What’s for desert?

Obesity in dogs is a serious medical problem. The dog’s health is most certainly at risk. Being overweight puts stress on their heart, lungs, liver, kidneys, and joints. Fat dogs have an increased risk of developing respiratory disease, diabetes, arthritis and cardiovascular disease, just to name a few. The simple fact is that dogs become obese because they take in more calories than they use. Owners tend to overfeed their dogs. Dogs are scavengers by nature and many will eat until there is no more, if given the chance.

Food Intake

Food intake is the key. Reduce or eliminate table scraps and treats. Consult your veterinarian before beginning the weight reduction program. Your veterinarian can design a weight loss program for your dog and help identify specific problems and suggest alternatives along the way. There are several low-calorie pet food products on the market. Low-Calorie dog food is typically lower in fat and higher in fiber. This allows you to continue to serve a nice-sized portion while reducing the number of calories the pet actually receives. Your vet may want the dog weighed periodically to track progress.

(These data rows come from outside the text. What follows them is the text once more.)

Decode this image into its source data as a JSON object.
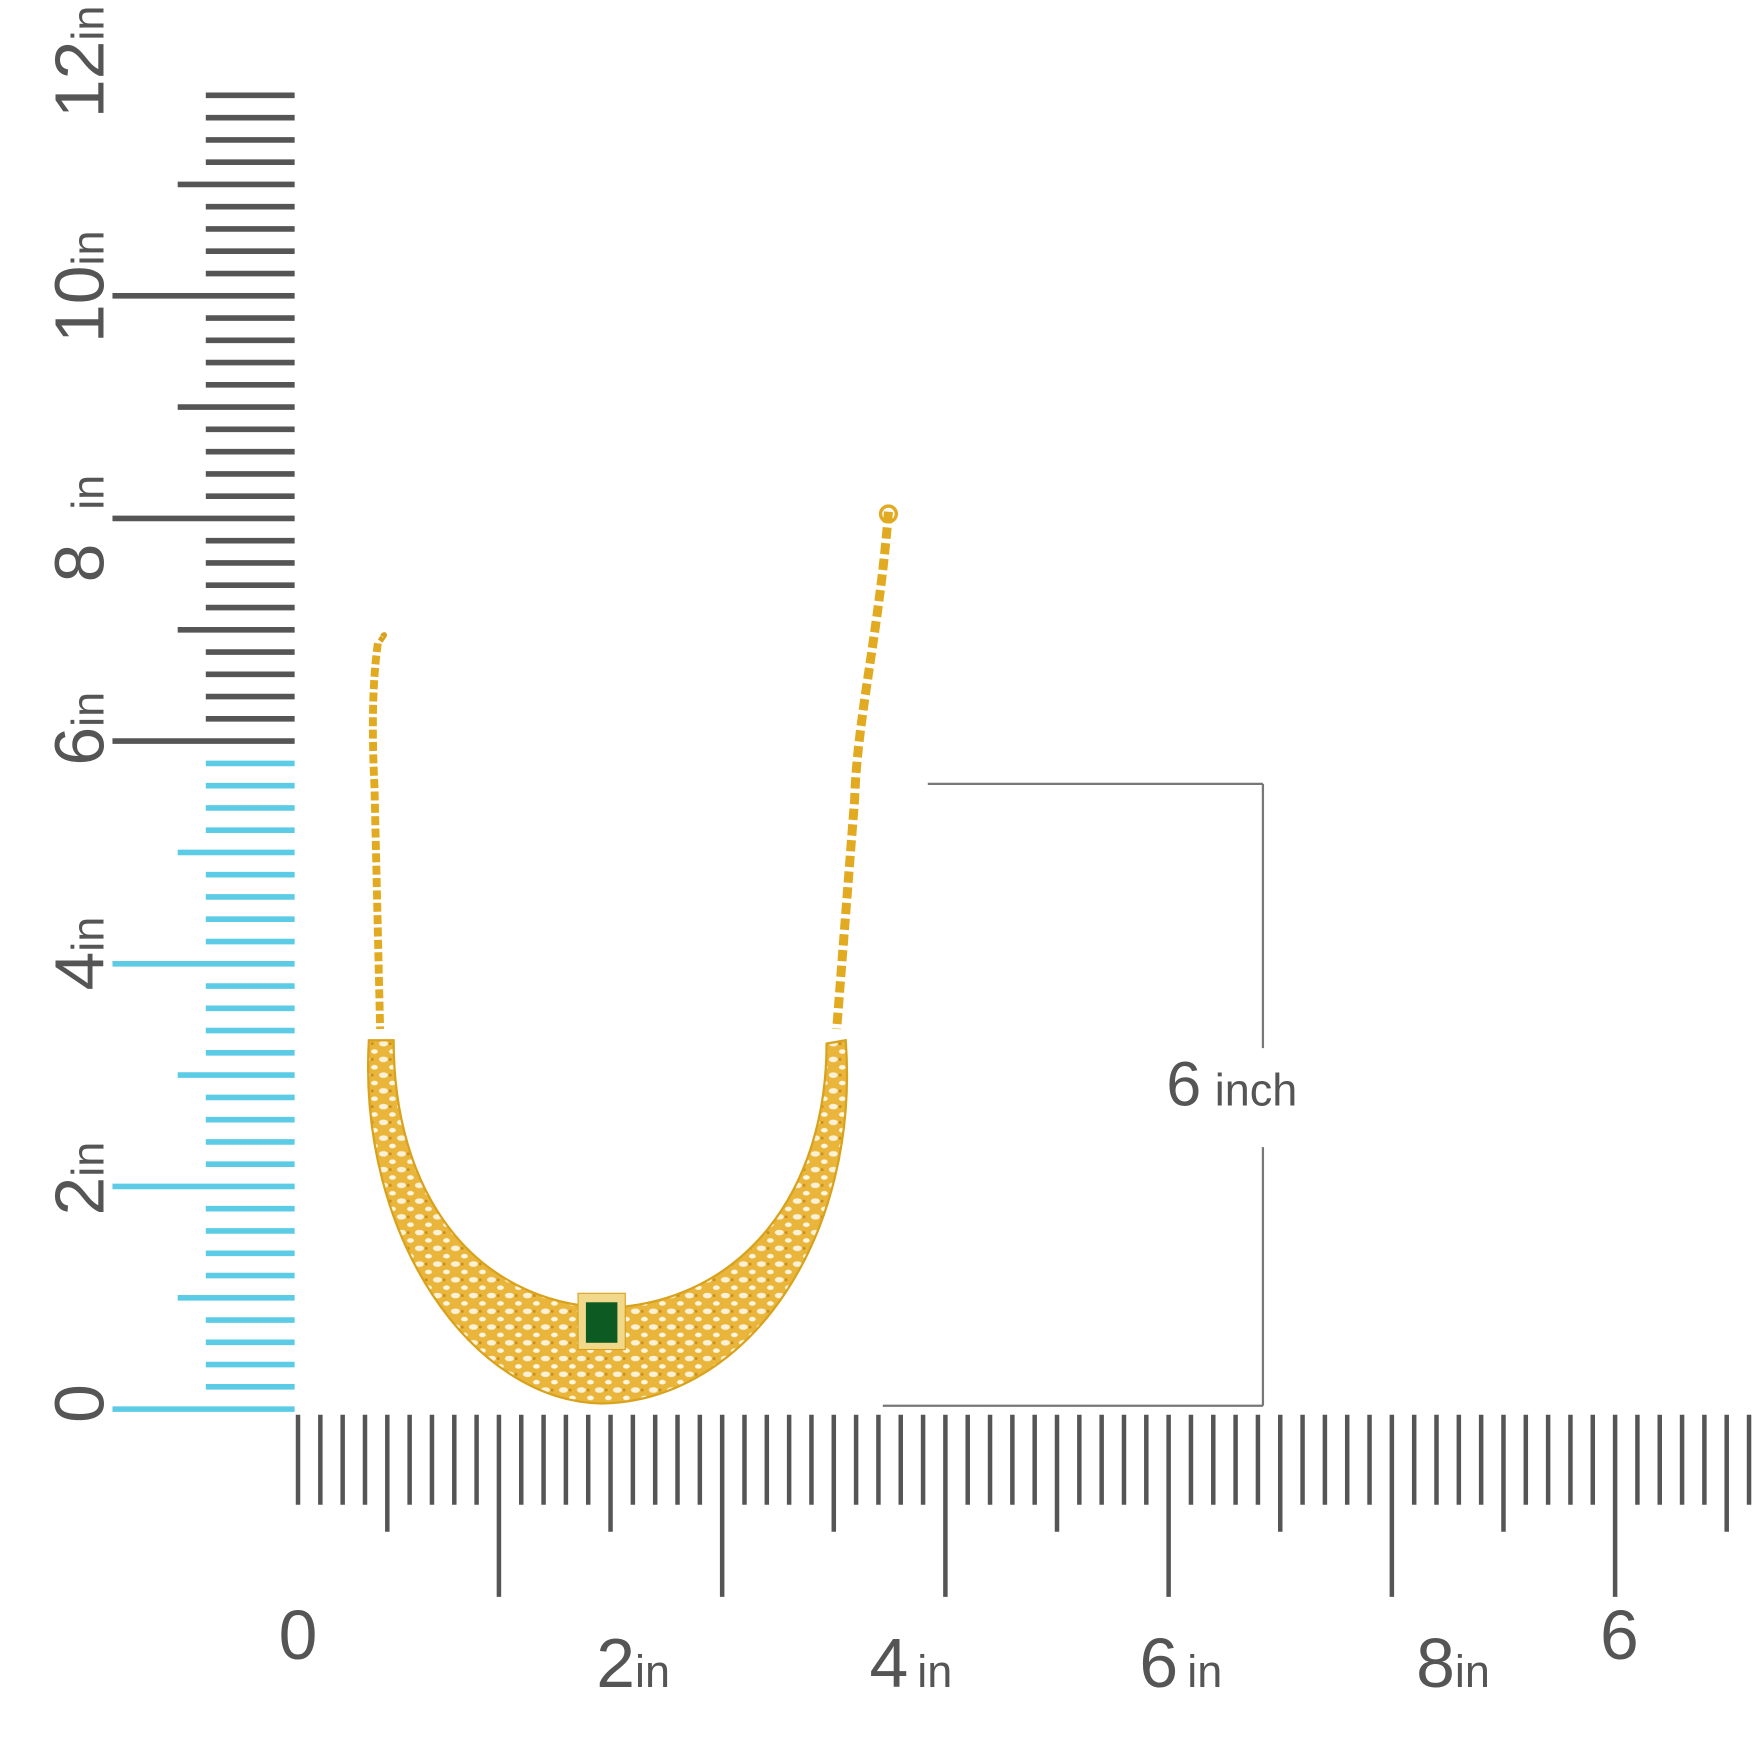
{
  "vertical_ruler": {
    "labels": [
      {
        "number": "0"
      },
      {
        "number": "2",
        "unit": "in"
      },
      {
        "number": "4",
        "unit": "in"
      },
      {
        "number": "6",
        "unit": "in"
      },
      {
        "number": "8",
        "unit": "in"
      },
      {
        "number": "10",
        "unit": "in"
      },
      {
        "number": "12",
        "unit": "in"
      }
    ]
  },
  "horizontal_ruler": {
    "labels": [
      {
        "number": "0"
      },
      {
        "number": "2",
        "unit": "in"
      },
      {
        "number": "4",
        "unit": "in"
      },
      {
        "number": "6",
        "unit": "in"
      },
      {
        "number": "8",
        "unit": "in"
      },
      {
        "number": "6"
      }
    ]
  },
  "dimension": {
    "number": "6",
    "unit": "inch"
  }
}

Many dogs love fruit and vegetables. Adding low-calorie vegetables to their food adds bulk without a lot of calories and the dog will feel more satisfied. Find treats that are lower in calories. Dogs generally don’t care about the size of the treat as much as the number of individual treats they receive. A low calorie cereal can be given one at a time as a treat and most dogs will be very happy with it.


Dogs can exercise on a treadmill when weather is too bad for a walk.

Increase the amount of exercise the dog receives. This can simply mean walking the dog more or playing catch more often. As your dog loses weight it will sleep less and want to play more.